Knees and Schedl’s book on Music similarity and retrieval differs from other books on the topic in that the authors have focused on music rather than acoustical signal processing, adding several cultural- and listener-centric aspects thereby rendering a holistic view. As a result, we find not only methods working on musical characteristics retrieved from the audio signal, but also techniques working on characteristics obtained from contextual information, either culturally represented or purely user defined.

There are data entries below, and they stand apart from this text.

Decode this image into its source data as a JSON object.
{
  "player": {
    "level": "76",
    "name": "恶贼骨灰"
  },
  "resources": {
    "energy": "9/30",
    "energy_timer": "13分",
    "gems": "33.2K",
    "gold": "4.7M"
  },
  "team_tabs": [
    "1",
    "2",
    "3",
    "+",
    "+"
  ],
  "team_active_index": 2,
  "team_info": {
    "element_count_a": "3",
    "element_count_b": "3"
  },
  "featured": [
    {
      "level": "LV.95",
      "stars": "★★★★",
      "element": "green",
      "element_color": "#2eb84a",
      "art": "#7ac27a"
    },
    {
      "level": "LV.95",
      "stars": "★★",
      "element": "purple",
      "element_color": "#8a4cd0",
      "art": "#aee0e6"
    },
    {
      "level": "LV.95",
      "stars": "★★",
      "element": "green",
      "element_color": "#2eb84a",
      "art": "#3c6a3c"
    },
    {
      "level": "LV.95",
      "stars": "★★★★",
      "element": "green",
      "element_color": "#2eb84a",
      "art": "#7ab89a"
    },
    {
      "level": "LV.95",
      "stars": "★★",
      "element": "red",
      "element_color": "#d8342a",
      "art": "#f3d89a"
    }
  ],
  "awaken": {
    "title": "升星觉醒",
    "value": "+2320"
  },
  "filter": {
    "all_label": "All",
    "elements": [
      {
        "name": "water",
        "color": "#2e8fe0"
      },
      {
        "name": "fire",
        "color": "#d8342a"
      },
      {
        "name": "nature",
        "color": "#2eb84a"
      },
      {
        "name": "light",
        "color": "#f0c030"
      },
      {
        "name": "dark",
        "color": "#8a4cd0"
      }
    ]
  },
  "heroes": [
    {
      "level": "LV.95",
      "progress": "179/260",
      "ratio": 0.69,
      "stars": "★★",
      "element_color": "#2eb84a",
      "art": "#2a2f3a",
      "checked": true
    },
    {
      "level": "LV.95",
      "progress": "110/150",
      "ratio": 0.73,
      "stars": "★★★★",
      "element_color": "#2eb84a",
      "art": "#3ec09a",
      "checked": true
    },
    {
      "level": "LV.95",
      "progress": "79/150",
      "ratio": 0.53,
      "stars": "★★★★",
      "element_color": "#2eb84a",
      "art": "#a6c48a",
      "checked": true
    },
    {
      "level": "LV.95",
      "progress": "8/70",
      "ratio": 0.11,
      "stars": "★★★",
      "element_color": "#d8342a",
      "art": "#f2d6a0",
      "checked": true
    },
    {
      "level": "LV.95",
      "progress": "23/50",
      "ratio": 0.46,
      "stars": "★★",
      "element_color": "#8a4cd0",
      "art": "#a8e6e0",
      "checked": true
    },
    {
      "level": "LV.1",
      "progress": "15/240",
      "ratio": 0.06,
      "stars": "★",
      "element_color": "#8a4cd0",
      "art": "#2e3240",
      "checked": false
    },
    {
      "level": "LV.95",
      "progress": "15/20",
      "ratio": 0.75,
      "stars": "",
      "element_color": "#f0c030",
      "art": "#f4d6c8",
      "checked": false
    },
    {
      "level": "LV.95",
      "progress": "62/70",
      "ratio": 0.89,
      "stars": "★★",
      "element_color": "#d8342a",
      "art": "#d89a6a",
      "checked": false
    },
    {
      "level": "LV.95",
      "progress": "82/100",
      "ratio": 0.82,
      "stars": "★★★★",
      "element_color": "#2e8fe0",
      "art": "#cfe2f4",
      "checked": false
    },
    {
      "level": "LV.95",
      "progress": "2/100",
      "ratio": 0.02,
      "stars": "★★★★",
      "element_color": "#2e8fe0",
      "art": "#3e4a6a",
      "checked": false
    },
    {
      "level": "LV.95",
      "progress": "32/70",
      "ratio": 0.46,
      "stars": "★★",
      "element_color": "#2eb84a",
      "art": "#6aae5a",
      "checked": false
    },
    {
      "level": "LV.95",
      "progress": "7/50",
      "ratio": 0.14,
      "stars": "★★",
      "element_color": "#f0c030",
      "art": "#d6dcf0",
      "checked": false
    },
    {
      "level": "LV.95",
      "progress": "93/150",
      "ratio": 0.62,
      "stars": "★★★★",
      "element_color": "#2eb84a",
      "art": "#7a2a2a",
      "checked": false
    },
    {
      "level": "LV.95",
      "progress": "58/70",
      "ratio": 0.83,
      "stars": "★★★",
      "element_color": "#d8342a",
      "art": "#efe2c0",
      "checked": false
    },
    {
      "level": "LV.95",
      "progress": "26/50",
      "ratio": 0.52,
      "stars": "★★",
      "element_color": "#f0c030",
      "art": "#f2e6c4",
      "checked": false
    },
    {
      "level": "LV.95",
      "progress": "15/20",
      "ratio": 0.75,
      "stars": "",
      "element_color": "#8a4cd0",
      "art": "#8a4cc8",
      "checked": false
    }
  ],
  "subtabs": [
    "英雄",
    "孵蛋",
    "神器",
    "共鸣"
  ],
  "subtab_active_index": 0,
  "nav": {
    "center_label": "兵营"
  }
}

The book has four technical parts other than an introductory chapter on music similarity and retrieval. Part 1, “Content-Based MIR” (music information retrieval), consists of basic methods of audio signal processing, audio feature extraction for similarity measurement, and semantic labeling of music (chapters 2 through 4). Some of the subtopics covered include analog-digital conversion; time domain and frequency domain features; Fourier transform; psychoacoustic processing of audio signals including physical measurements of loudness; frame-level similarity features, for example, mel-frequency cepstral coefficients (MFCC); and block-level similarity features like logarithmic or correlation patterns.
Part 2 covers music context-based MIR, which comprises comparisons and sources of contextual music metadata, contextual music similarity, and indexing and retrieval (chapters 5 and 6), where both web-based MIR and text-based aspects and similarity measures are addressed.

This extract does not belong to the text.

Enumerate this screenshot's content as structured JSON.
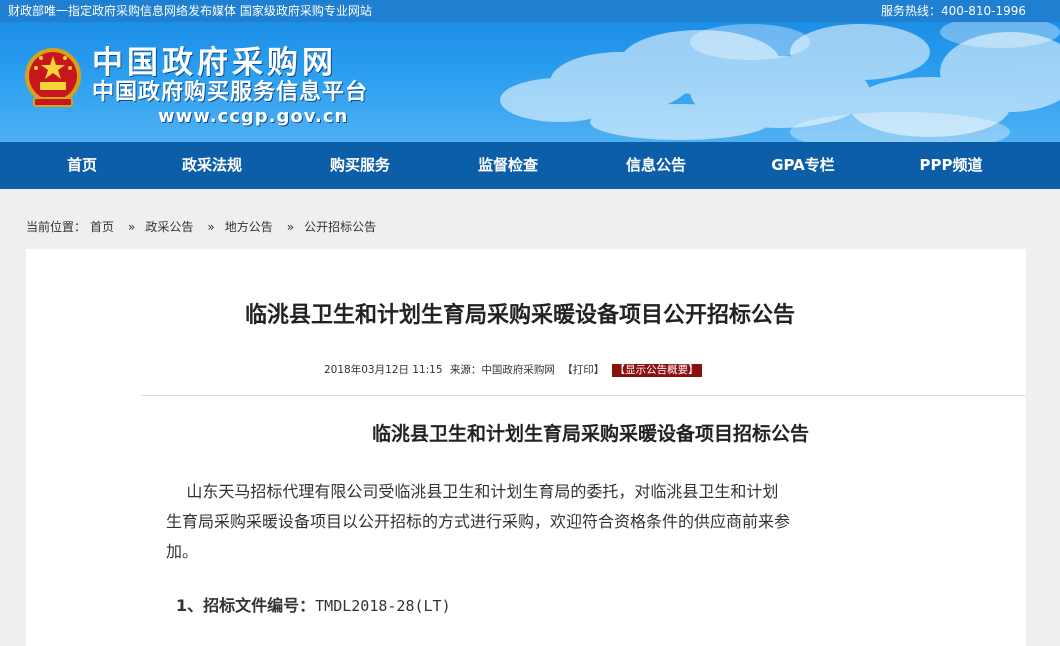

Part 3, “User-Centric MIR,” targets listener-centered features; collaborative music similarity and recommendation, including graph- and distance-based similarity; hybrid recommender systems; and so on (chapters 7 and 8).
Part 4 focuses on current and future applications of MIR. In particular, the applications include music information systems (for example, country of origin of an artist or a band), user interfaces to music collections, automatic playlist generation, and music popularity estimation (chapter 9). The future challenges addressed are methodological, data related, or user centric (chapter 10).
Appendix A gives “background information on the toy music dataset that [is used] as an example throughout the book.” This is followed by an extensive bibliography and a helpful index.
Although not a textbook, I would definitely recommend it as handy reference material for music researchers, postgraduate students, and teachers of music or musicology.